Stefan Stam

Personal information
- Full name: Stefan Stam
- Date of birth: 14 September 1979 (age 46)
- Place of birth: Amersfoort, Netherlands
- Height: 6 ft 2 in (1.88 m)
- Position: Centre back

Youth career
- 1997–2000: AZ
- 2000–2001: PSV

Senior career*
- Years: Team / Apps / (Gls)
- 2001–2003: Eindhoven / 42 / (3)
- 2003–2004: SV Huizen / 23 / (4)
- 2004: AFC / 16 / (2)
- 2004–2009: Oldham Athletic / 97 / (1)
- 2009–2011: Yeovil Town / 21 / (1)
- 2011: → Hereford United (loan) / 10 / (0)
- 2011–2013: Hereford United / 61 / (3)
- 2013–2014: FC Den Bosch / 12 / (0)
- 2014–2017: Katwijk / 48 / (5)
- Total:  / 330 / (19)

= Stefan Stam =

Dutch footballer

Stefan Stam (born 14 September 1979) is a former Dutch footballer who played as a centre back.
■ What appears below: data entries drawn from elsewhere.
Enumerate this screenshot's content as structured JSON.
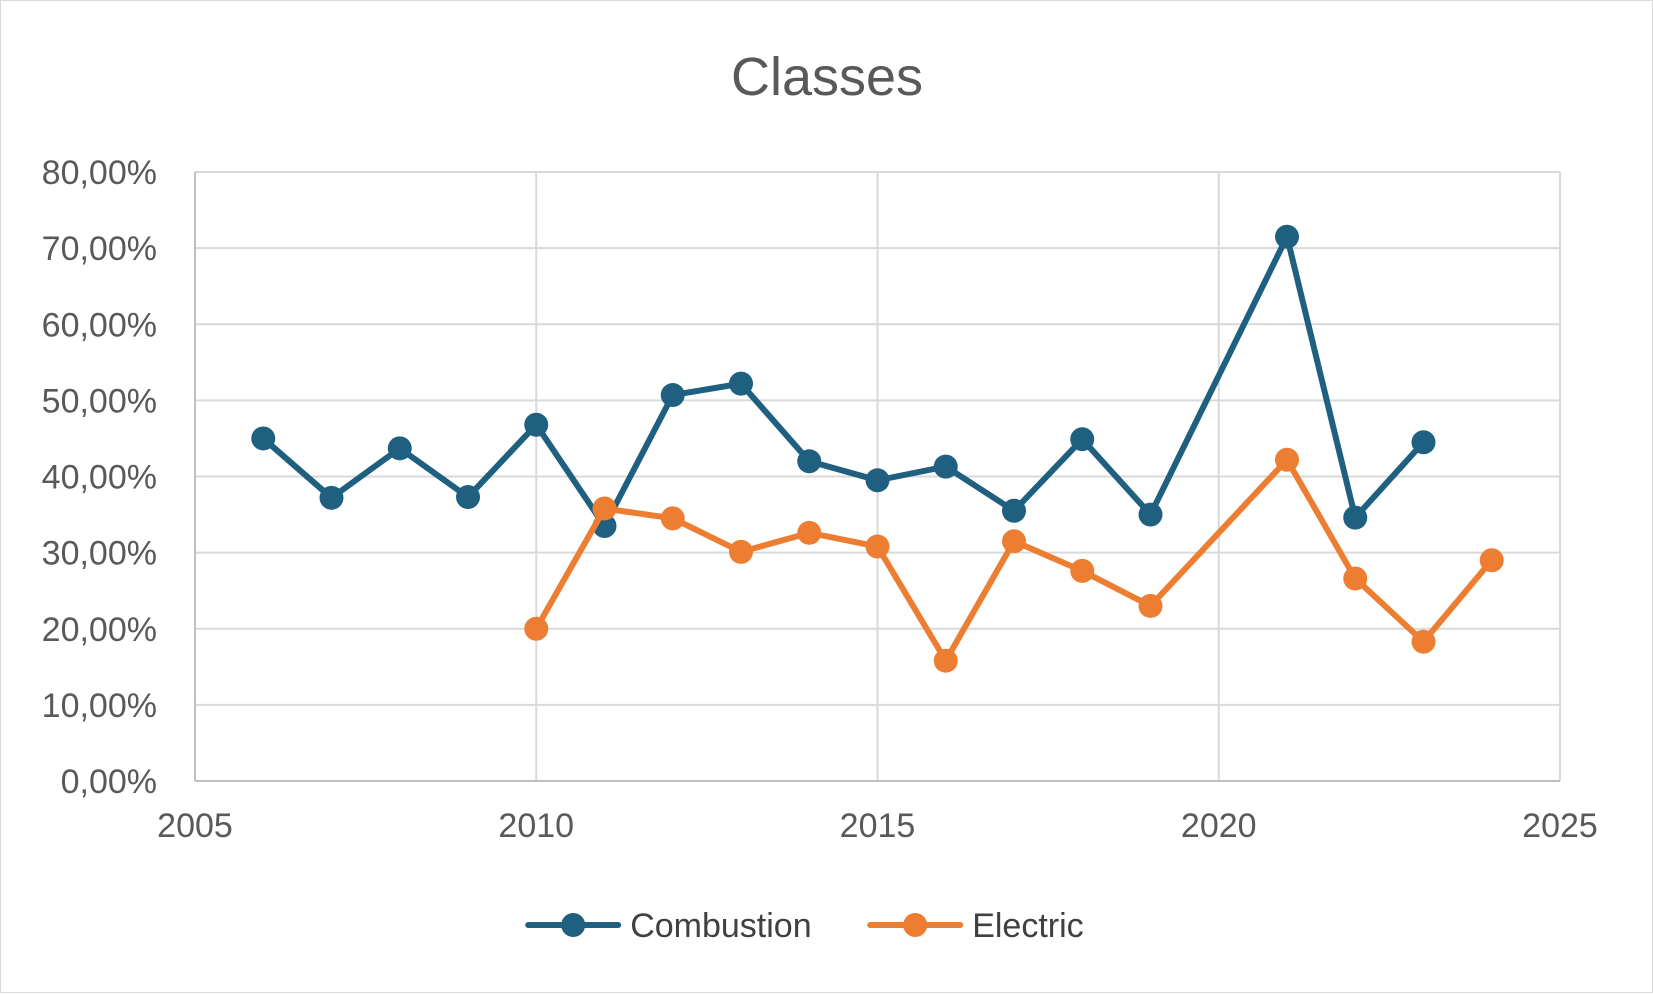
{
  "chart_data": {
    "type": "line",
    "title": "Classes",
    "xlabel": "",
    "ylabel": "",
    "xlim": [
      2005,
      2025
    ],
    "ylim": [
      0,
      0.8
    ],
    "x_ticks": [
      "2005",
      "2010",
      "2015",
      "2020",
      "2025"
    ],
    "y_ticks": [
      "0,00%",
      "10,00%",
      "20,00%",
      "30,00%",
      "40,00%",
      "50,00%",
      "60,00%",
      "70,00%",
      "80,00%"
    ],
    "grid": true,
    "legend_position": "bottom",
    "series": [
      {
        "name": "Combustion",
        "color": "#1f5f7f",
        "points": [
          {
            "x": 2006,
            "y": 0.45
          },
          {
            "x": 2007,
            "y": 0.372
          },
          {
            "x": 2008,
            "y": 0.437
          },
          {
            "x": 2009,
            "y": 0.373
          },
          {
            "x": 2010,
            "y": 0.468
          },
          {
            "x": 2011,
            "y": 0.335
          },
          {
            "x": 2012,
            "y": 0.507
          },
          {
            "x": 2013,
            "y": 0.522
          },
          {
            "x": 2014,
            "y": 0.42
          },
          {
            "x": 2015,
            "y": 0.395
          },
          {
            "x": 2016,
            "y": 0.413
          },
          {
            "x": 2017,
            "y": 0.355
          },
          {
            "x": 2018,
            "y": 0.449
          },
          {
            "x": 2019,
            "y": 0.35
          },
          {
            "x": 2021,
            "y": 0.715
          },
          {
            "x": 2022,
            "y": 0.346
          },
          {
            "x": 2023,
            "y": 0.445
          }
        ]
      },
      {
        "name": "Electric",
        "color": "#ed7d31",
        "points": [
          {
            "x": 2010,
            "y": 0.2
          },
          {
            "x": 2011,
            "y": 0.358
          },
          {
            "x": 2012,
            "y": 0.345
          },
          {
            "x": 2013,
            "y": 0.301
          },
          {
            "x": 2014,
            "y": 0.326
          },
          {
            "x": 2015,
            "y": 0.308
          },
          {
            "x": 2016,
            "y": 0.158
          },
          {
            "x": 2017,
            "y": 0.315
          },
          {
            "x": 2018,
            "y": 0.276
          },
          {
            "x": 2019,
            "y": 0.23
          },
          {
            "x": 2021,
            "y": 0.422
          },
          {
            "x": 2022,
            "y": 0.266
          },
          {
            "x": 2023,
            "y": 0.183
          },
          {
            "x": 2024,
            "y": 0.29
          }
        ]
      }
    ]
  }
}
His previous clubs include AZ, PSV, Eindhoven, AFC, Oldham Athletic, Yeovil Town, Hereford United, FC Den Bosch and Katwijk.

==Life and career==
Stam was born in Amersfoort. He played for VV Grasshoppers of Hoogwoud before playing for the youth teams of both AZ and PSV. He made his professional debut for Eindhoven and spent two seasons playing for the club in the Eerste Divisie. He moved to England in 2003, signing for Oldham Athletic after a successful trial. He scored one goal in 97 league appearances for Oldham, in a 2–1 win against Rotherham United in September 2006. He was released by Oldham in May 2009, and went on to sign a two-year contract with Yeovil Town the following month. Stam scored his only goal for the club in a 2–1 win against Exeter City in January 2010. Nine months later, he was made available for loan.

He joined Hereford United on loan for a month in March 2011, which was later extended until the end of the season. Following his release by Yeovil, Stam signed a two-year contract with Hereford in July.